Testimony was suspended on Thursday in the sentencing phase of convicted Boston Marathon bomber Dzhokhar Tsarnaev's trial due to a juror’s illness, a federal judge said.
The trial will resume on Monday once one of the 12 jurors and six alternate jurors hearing the case recovers, Judge George O’Toole told the court.
The jury found the 21-year-old ethnic Chechen guilty this month of bombing the world renowned race on April 15, 2015. It is now tasked with deciding whether he should be sentenced to death or life in prison.
Court is expected to open with prosecutors cross-examining Alexa Guevara, a 21-year-old college friend of Tsarnaev's who sobbed as she told jurors on Wednesday that he was a kind person who encouraged her to go to art school, liked joking around, and was more decent than other college guys. Court officials said some of Tsarnaev's relatives may also testify on Monday.
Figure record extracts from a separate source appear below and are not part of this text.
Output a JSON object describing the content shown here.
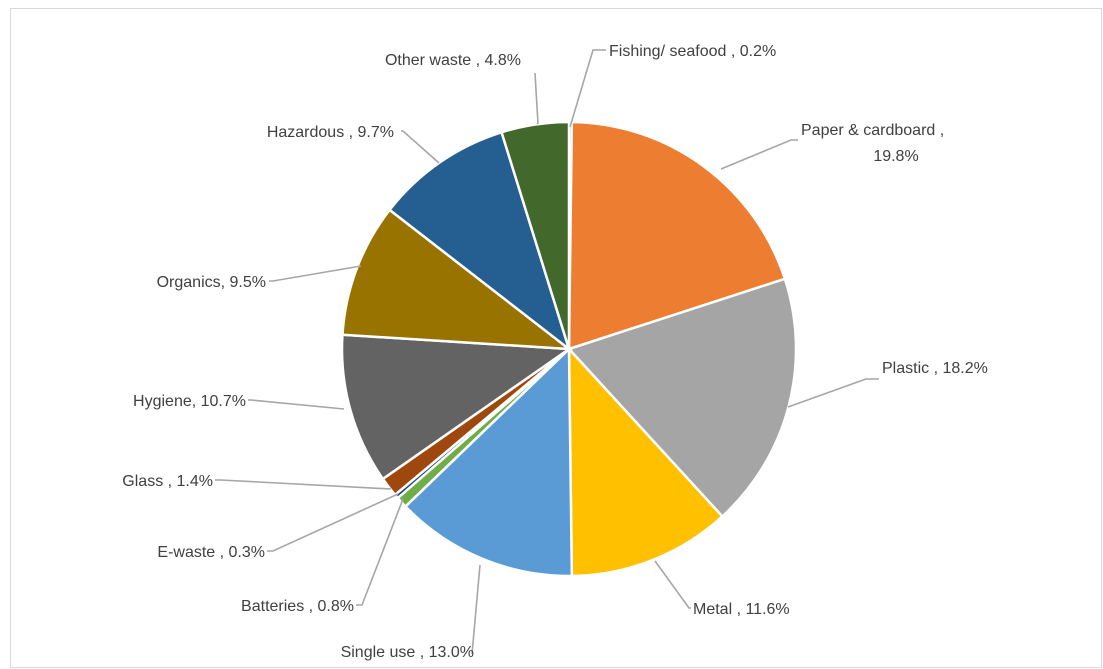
{
  "chart_data": {
    "type": "pie",
    "title": "",
    "legend": "none",
    "slices": [
      {
        "category": "Fishing/ seafood",
        "value": 0.2,
        "lines": [
          "Fishing/ seafood , 0.2%"
        ],
        "color": "#43682B"
      },
      {
        "category": "Paper & cardboard",
        "value": 19.8,
        "lines": [
          "Paper & cardboard ,",
          "19.8%"
        ],
        "color": "#ED7D31"
      },
      {
        "category": "Plastic",
        "value": 18.2,
        "lines": [
          "Plastic , 18.2%"
        ],
        "color": "#A5A5A5"
      },
      {
        "category": "Metal",
        "value": 11.6,
        "lines": [
          "Metal , 11.6%"
        ],
        "color": "#FFC000"
      },
      {
        "category": "Single use",
        "value": 13.0,
        "lines": [
          "Single use , 13.0%"
        ],
        "color": "#5B9BD5"
      },
      {
        "category": "Batteries",
        "value": 0.8,
        "lines": [
          "Batteries , 0.8%"
        ],
        "color": "#70AD47"
      },
      {
        "category": "E-waste",
        "value": 0.3,
        "lines": [
          "E-waste , 0.3%"
        ],
        "color": "#264478"
      },
      {
        "category": "Glass",
        "value": 1.4,
        "lines": [
          "Glass , 1.4%"
        ],
        "color": "#9E480E"
      },
      {
        "category": "Hygiene",
        "value": 10.7,
        "lines": [
          "Hygiene, 10.7%"
        ],
        "color": "#636363"
      },
      {
        "category": "Organics",
        "value": 9.5,
        "lines": [
          "Organics, 9.5%"
        ],
        "color": "#997300"
      },
      {
        "category": "Hazardous",
        "value": 9.7,
        "lines": [
          "Hazardous , 9.7%"
        ],
        "color": "#255E91"
      },
      {
        "category": "Other waste",
        "value": 4.8,
        "lines": [
          "Other waste , 4.8%"
        ],
        "color": "#43682B"
      }
    ]
  }
}
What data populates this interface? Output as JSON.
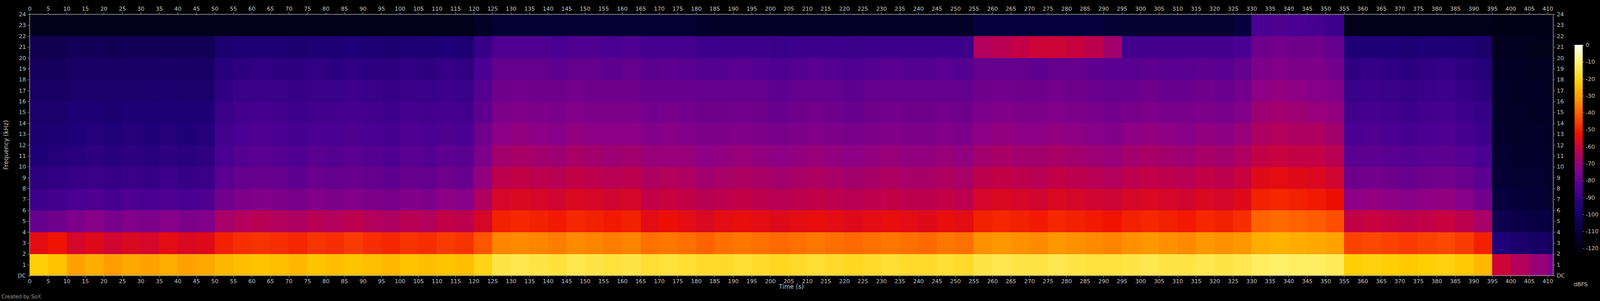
{
  "chart_data": {
    "type": "heatmap",
    "x_label": "Time (s)",
    "y_label": "Frequency (kHz)",
    "footer": "Created by SoX",
    "xlim": [
      0,
      411.5
    ],
    "ylim": [
      0,
      24
    ],
    "xticks": [
      0,
      5,
      10,
      15,
      20,
      25,
      30,
      35,
      40,
      45,
      50,
      55,
      60,
      65,
      70,
      75,
      80,
      85,
      90,
      95,
      100,
      105,
      110,
      115,
      120,
      125,
      130,
      135,
      140,
      145,
      150,
      155,
      160,
      165,
      170,
      175,
      180,
      185,
      190,
      195,
      200,
      205,
      210,
      215,
      220,
      225,
      230,
      235,
      240,
      245,
      250,
      255,
      260,
      265,
      270,
      275,
      280,
      285,
      290,
      295,
      300,
      305,
      310,
      315,
      320,
      325,
      330,
      335,
      340,
      345,
      350,
      355,
      360,
      365,
      370,
      375,
      380,
      385,
      390,
      395,
      400,
      405,
      410
    ],
    "yticks": [
      {
        "value": 0,
        "label": "DC"
      },
      1,
      2,
      3,
      4,
      5,
      6,
      7,
      8,
      9,
      10,
      11,
      12,
      13,
      14,
      15,
      16,
      17,
      18,
      19,
      20,
      21,
      22,
      23,
      24
    ],
    "grid": false,
    "x_edges": [
      0,
      5,
      10,
      15,
      20,
      25,
      30,
      35,
      40,
      45,
      50,
      55,
      60,
      65,
      70,
      75,
      80,
      85,
      90,
      95,
      100,
      105,
      110,
      115,
      120,
      125,
      130,
      135,
      140,
      145,
      150,
      155,
      160,
      165,
      170,
      175,
      180,
      185,
      190,
      195,
      200,
      205,
      210,
      215,
      220,
      225,
      230,
      235,
      240,
      245,
      250,
      255,
      260,
      265,
      270,
      275,
      280,
      285,
      290,
      295,
      300,
      305,
      310,
      315,
      320,
      325,
      330,
      335,
      340,
      345,
      350,
      355,
      360,
      365,
      370,
      375,
      380,
      385,
      390,
      395,
      400,
      405,
      410,
      415
    ],
    "y_edges": [
      0,
      2,
      4,
      6,
      8,
      10,
      12,
      14,
      16,
      18,
      20,
      22,
      24
    ],
    "cells": [
      [
        -22,
        -55,
        -80,
        -88,
        -92,
        -95,
        -97,
        -98,
        -100,
        -102,
        -105,
        -118
      ],
      [
        -24,
        -52,
        -78,
        -87,
        -91,
        -94,
        -96,
        -98,
        -100,
        -102,
        -105,
        -118
      ],
      [
        -30,
        -58,
        -75,
        -85,
        -90,
        -93,
        -95,
        -96,
        -98,
        -100,
        -103,
        -118
      ],
      [
        -28,
        -56,
        -73,
        -84,
        -89,
        -92,
        -94,
        -96,
        -98,
        -100,
        -103,
        -118
      ],
      [
        -31,
        -59,
        -76,
        -86,
        -90,
        -93,
        -95,
        -97,
        -98,
        -100,
        -104,
        -118
      ],
      [
        -29,
        -57,
        -74,
        -84,
        -89,
        -92,
        -94,
        -96,
        -98,
        -100,
        -103,
        -118
      ],
      [
        -30,
        -58,
        -75,
        -85,
        -90,
        -93,
        -95,
        -96,
        -98,
        -100,
        -103,
        -118
      ],
      [
        -28,
        -55,
        -73,
        -84,
        -88,
        -92,
        -94,
        -96,
        -97,
        -99,
        -103,
        -118
      ],
      [
        -30,
        -57,
        -75,
        -85,
        -90,
        -93,
        -95,
        -96,
        -98,
        -100,
        -103,
        -118
      ],
      [
        -29,
        -56,
        -74,
        -84,
        -89,
        -92,
        -94,
        -96,
        -98,
        -100,
        -103,
        -118
      ],
      [
        -26,
        -50,
        -67,
        -77,
        -82,
        -85,
        -87,
        -89,
        -91,
        -93,
        -97,
        -118
      ],
      [
        -25,
        -48,
        -65,
        -75,
        -80,
        -83,
        -85,
        -87,
        -89,
        -92,
        -96,
        -118
      ],
      [
        -24,
        -47,
        -64,
        -74,
        -79,
        -82,
        -84,
        -86,
        -89,
        -91,
        -96,
        -118
      ],
      [
        -25,
        -48,
        -65,
        -75,
        -80,
        -83,
        -85,
        -87,
        -89,
        -92,
        -96,
        -118
      ],
      [
        -26,
        -49,
        -66,
        -76,
        -81,
        -84,
        -86,
        -88,
        -90,
        -92,
        -97,
        -118
      ],
      [
        -24,
        -47,
        -64,
        -74,
        -79,
        -82,
        -85,
        -87,
        -89,
        -91,
        -96,
        -118
      ],
      [
        -25,
        -48,
        -65,
        -75,
        -80,
        -83,
        -85,
        -87,
        -89,
        -92,
        -96,
        -118
      ],
      [
        -24,
        -46,
        -63,
        -74,
        -79,
        -82,
        -84,
        -86,
        -88,
        -91,
        -95,
        -118
      ],
      [
        -25,
        -48,
        -65,
        -75,
        -80,
        -83,
        -85,
        -87,
        -89,
        -92,
        -96,
        -118
      ],
      [
        -26,
        -49,
        -66,
        -76,
        -81,
        -84,
        -86,
        -88,
        -90,
        -92,
        -97,
        -118
      ],
      [
        -24,
        -47,
        -64,
        -74,
        -79,
        -82,
        -84,
        -86,
        -89,
        -91,
        -96,
        -118
      ],
      [
        -25,
        -48,
        -65,
        -75,
        -80,
        -83,
        -85,
        -87,
        -89,
        -92,
        -96,
        -118
      ],
      [
        -24,
        -46,
        -62,
        -72,
        -78,
        -81,
        -84,
        -86,
        -88,
        -90,
        -95,
        -118
      ],
      [
        -25,
        -47,
        -63,
        -73,
        -79,
        -82,
        -85,
        -87,
        -89,
        -91,
        -96,
        -118
      ],
      [
        -20,
        -42,
        -58,
        -66,
        -71,
        -75,
        -78,
        -81,
        -83,
        -85,
        -90,
        -115
      ],
      [
        -15,
        -35,
        -50,
        -58,
        -63,
        -68,
        -72,
        -75,
        -78,
        -80,
        -84,
        -112
      ],
      [
        -14,
        -34,
        -49,
        -57,
        -62,
        -67,
        -71,
        -74,
        -77,
        -80,
        -84,
        -112
      ],
      [
        -15,
        -35,
        -50,
        -58,
        -63,
        -68,
        -72,
        -75,
        -78,
        -80,
        -84,
        -112
      ],
      [
        -16,
        -36,
        -51,
        -59,
        -64,
        -69,
        -73,
        -76,
        -78,
        -81,
        -85,
        -112
      ],
      [
        -14,
        -34,
        -49,
        -57,
        -62,
        -67,
        -71,
        -74,
        -77,
        -80,
        -84,
        -112
      ],
      [
        -15,
        -35,
        -50,
        -58,
        -63,
        -68,
        -72,
        -75,
        -78,
        -80,
        -84,
        -112
      ],
      [
        -16,
        -36,
        -51,
        -59,
        -64,
        -69,
        -72,
        -75,
        -78,
        -81,
        -85,
        -112
      ],
      [
        -15,
        -35,
        -50,
        -58,
        -63,
        -68,
        -72,
        -75,
        -78,
        -80,
        -84,
        -112
      ],
      [
        -17,
        -38,
        -55,
        -62,
        -66,
        -70,
        -74,
        -77,
        -79,
        -82,
        -86,
        -112
      ],
      [
        -16,
        -37,
        -53,
        -61,
        -65,
        -70,
        -73,
        -76,
        -79,
        -81,
        -86,
        -112
      ],
      [
        -17,
        -38,
        -55,
        -62,
        -66,
        -70,
        -74,
        -77,
        -79,
        -82,
        -86,
        -112
      ],
      [
        -18,
        -40,
        -57,
        -64,
        -68,
        -72,
        -75,
        -78,
        -80,
        -83,
        -88,
        -114
      ],
      [
        -18,
        -38,
        -55,
        -63,
        -67,
        -71,
        -75,
        -78,
        -80,
        -83,
        -88,
        -115
      ],
      [
        -17,
        -37,
        -54,
        -62,
        -66,
        -70,
        -74,
        -77,
        -80,
        -82,
        -88,
        -115
      ],
      [
        -18,
        -38,
        -55,
        -63,
        -67,
        -71,
        -75,
        -78,
        -80,
        -83,
        -88,
        -115
      ],
      [
        -19,
        -39,
        -56,
        -64,
        -68,
        -72,
        -76,
        -79,
        -81,
        -84,
        -89,
        -115
      ],
      [
        -18,
        -38,
        -55,
        -63,
        -67,
        -71,
        -75,
        -78,
        -80,
        -83,
        -88,
        -115
      ],
      [
        -17,
        -37,
        -54,
        -62,
        -66,
        -70,
        -74,
        -77,
        -80,
        -82,
        -88,
        -115
      ],
      [
        -18,
        -38,
        -55,
        -63,
        -67,
        -71,
        -75,
        -78,
        -80,
        -83,
        -88,
        -115
      ],
      [
        -19,
        -39,
        -56,
        -64,
        -68,
        -72,
        -76,
        -79,
        -81,
        -84,
        -89,
        -115
      ],
      [
        -18,
        -38,
        -55,
        -63,
        -67,
        -71,
        -75,
        -78,
        -80,
        -83,
        -88,
        -115
      ],
      [
        -17,
        -37,
        -54,
        -62,
        -66,
        -70,
        -74,
        -77,
        -80,
        -82,
        -88,
        -115
      ],
      [
        -18,
        -38,
        -55,
        -63,
        -67,
        -71,
        -75,
        -78,
        -80,
        -83,
        -88,
        -115
      ],
      [
        -18,
        -39,
        -56,
        -63,
        -67,
        -71,
        -75,
        -78,
        -80,
        -83,
        -88,
        -115
      ],
      [
        -17,
        -37,
        -54,
        -62,
        -66,
        -70,
        -74,
        -77,
        -80,
        -82,
        -88,
        -115
      ],
      [
        -18,
        -38,
        -55,
        -63,
        -67,
        -71,
        -75,
        -78,
        -80,
        -83,
        -88,
        -115
      ],
      [
        -15,
        -33,
        -50,
        -58,
        -63,
        -68,
        -72,
        -75,
        -78,
        -80,
        -65,
        -110
      ],
      [
        -14,
        -32,
        -49,
        -57,
        -62,
        -67,
        -71,
        -74,
        -77,
        -80,
        -64,
        -110
      ],
      [
        -15,
        -33,
        -50,
        -58,
        -63,
        -68,
        -72,
        -75,
        -78,
        -80,
        -62,
        -110
      ],
      [
        -15,
        -34,
        -51,
        -59,
        -64,
        -68,
        -72,
        -75,
        -78,
        -81,
        -60,
        -110
      ],
      [
        -14,
        -32,
        -49,
        -57,
        -62,
        -67,
        -71,
        -74,
        -77,
        -80,
        -60,
        -110
      ],
      [
        -15,
        -33,
        -50,
        -58,
        -63,
        -68,
        -72,
        -75,
        -78,
        -80,
        -61,
        -110
      ],
      [
        -16,
        -34,
        -51,
        -59,
        -64,
        -69,
        -73,
        -76,
        -79,
        -81,
        -63,
        -110
      ],
      [
        -16,
        -35,
        -52,
        -60,
        -65,
        -70,
        -74,
        -77,
        -80,
        -82,
        -68,
        -112
      ],
      [
        -15,
        -33,
        -50,
        -58,
        -63,
        -68,
        -72,
        -76,
        -79,
        -82,
        -87,
        -113
      ],
      [
        -14,
        -32,
        -49,
        -57,
        -62,
        -67,
        -71,
        -75,
        -78,
        -81,
        -87,
        -113
      ],
      [
        -15,
        -33,
        -50,
        -58,
        -63,
        -68,
        -72,
        -76,
        -79,
        -82,
        -87,
        -113
      ],
      [
        -15,
        -34,
        -51,
        -59,
        -64,
        -69,
        -73,
        -76,
        -79,
        -82,
        -87,
        -113
      ],
      [
        -14,
        -32,
        -49,
        -57,
        -62,
        -67,
        -71,
        -75,
        -78,
        -81,
        -87,
        -113
      ],
      [
        -15,
        -33,
        -50,
        -58,
        -63,
        -68,
        -72,
        -76,
        -79,
        -82,
        -87,
        -113
      ],
      [
        -14,
        -32,
        -48,
        -56,
        -61,
        -66,
        -70,
        -74,
        -77,
        -80,
        -85,
        -110
      ],
      [
        -12,
        -28,
        -40,
        -50,
        -56,
        -62,
        -66,
        -69,
        -72,
        -75,
        -78,
        -85
      ],
      [
        -11,
        -27,
        -39,
        -49,
        -55,
        -61,
        -65,
        -68,
        -71,
        -74,
        -77,
        -84
      ],
      [
        -12,
        -28,
        -40,
        -50,
        -56,
        -62,
        -66,
        -69,
        -72,
        -75,
        -78,
        -85
      ],
      [
        -12,
        -29,
        -41,
        -51,
        -57,
        -62,
        -66,
        -70,
        -73,
        -75,
        -78,
        -86
      ],
      [
        -13,
        -30,
        -43,
        -53,
        -59,
        -64,
        -68,
        -71,
        -74,
        -77,
        -80,
        -88
      ],
      [
        -22,
        -45,
        -62,
        -72,
        -78,
        -82,
        -85,
        -87,
        -89,
        -91,
        -95,
        -118
      ],
      [
        -21,
        -44,
        -61,
        -71,
        -77,
        -81,
        -84,
        -86,
        -88,
        -90,
        -95,
        -118
      ],
      [
        -22,
        -45,
        -62,
        -72,
        -78,
        -82,
        -85,
        -87,
        -89,
        -91,
        -95,
        -118
      ],
      [
        -23,
        -46,
        -63,
        -73,
        -79,
        -83,
        -86,
        -88,
        -90,
        -92,
        -96,
        -118
      ],
      [
        -22,
        -45,
        -62,
        -72,
        -78,
        -82,
        -85,
        -87,
        -89,
        -91,
        -95,
        -118
      ],
      [
        -21,
        -44,
        -61,
        -71,
        -77,
        -81,
        -84,
        -86,
        -88,
        -90,
        -95,
        -118
      ],
      [
        -23,
        -46,
        -63,
        -73,
        -79,
        -83,
        -86,
        -88,
        -90,
        -92,
        -96,
        -118
      ],
      [
        -26,
        -50,
        -67,
        -77,
        -82,
        -85,
        -88,
        -90,
        -92,
        -94,
        -98,
        -118
      ],
      [
        -60,
        -95,
        -105,
        -110,
        -112,
        -113,
        -114,
        -115,
        -115,
        -116,
        -117,
        -120
      ],
      [
        -65,
        -98,
        -107,
        -111,
        -113,
        -114,
        -115,
        -115,
        -116,
        -116,
        -117,
        -120
      ],
      [
        -70,
        -100,
        -108,
        -112,
        -113,
        -114,
        -115,
        -116,
        -116,
        -117,
        -118,
        -120
      ],
      [
        -75,
        -102,
        -110,
        -113,
        -114,
        -115,
        -116,
        -116,
        -117,
        -117,
        -118,
        -120
      ]
    ],
    "colorbar": {
      "label": "dBFS",
      "lim": [
        -125,
        0
      ],
      "ticks": [
        0,
        -10,
        -20,
        -30,
        -40,
        -50,
        -60,
        -70,
        -80,
        -90,
        -100,
        -110,
        -120
      ]
    }
  }
}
Lawyers seeking to spare Tsarnaev the death penalty have sought to portray him as a bright young man whose chance at a good life in the United States was derailed when he fell under the influence of his now-dead older brother Tamerlan.
The explosions at the marathon's crowded finish line killed three people and injured another 264, many of whom lost limbs in the blasts. It marked the worst terror attack on U.S. soil since Sept. 11, 2001.
Tamerlan Tsarnaev, an accomplished boxer who became fascinated with militant Islam after a trip to Russia's Dagestan region, was killed days after the bombing following a shootout with police.
Prosecutors pursuing a death sentence contend that Dzhokhar Tsarnaev was an equal partner to his brother in the bombings. They have said Tsarnaev lived a double life, pretending to be a typical college student while secretly watching al Qaeda propaganda online and preparing to bomb the race.
Martin Richard, 8, Chinese exchange student Lu Lingzi, 23, and restaurant manager Krystle Campbell, 29, died in the bombing. The Tsarnaev brothers shot dead Massachusetts Institute of Technology police officer Sean Collier three days later.
Richard's parents and Collier's sister have urged prosecutors to drop their pursuit of a capital sentence.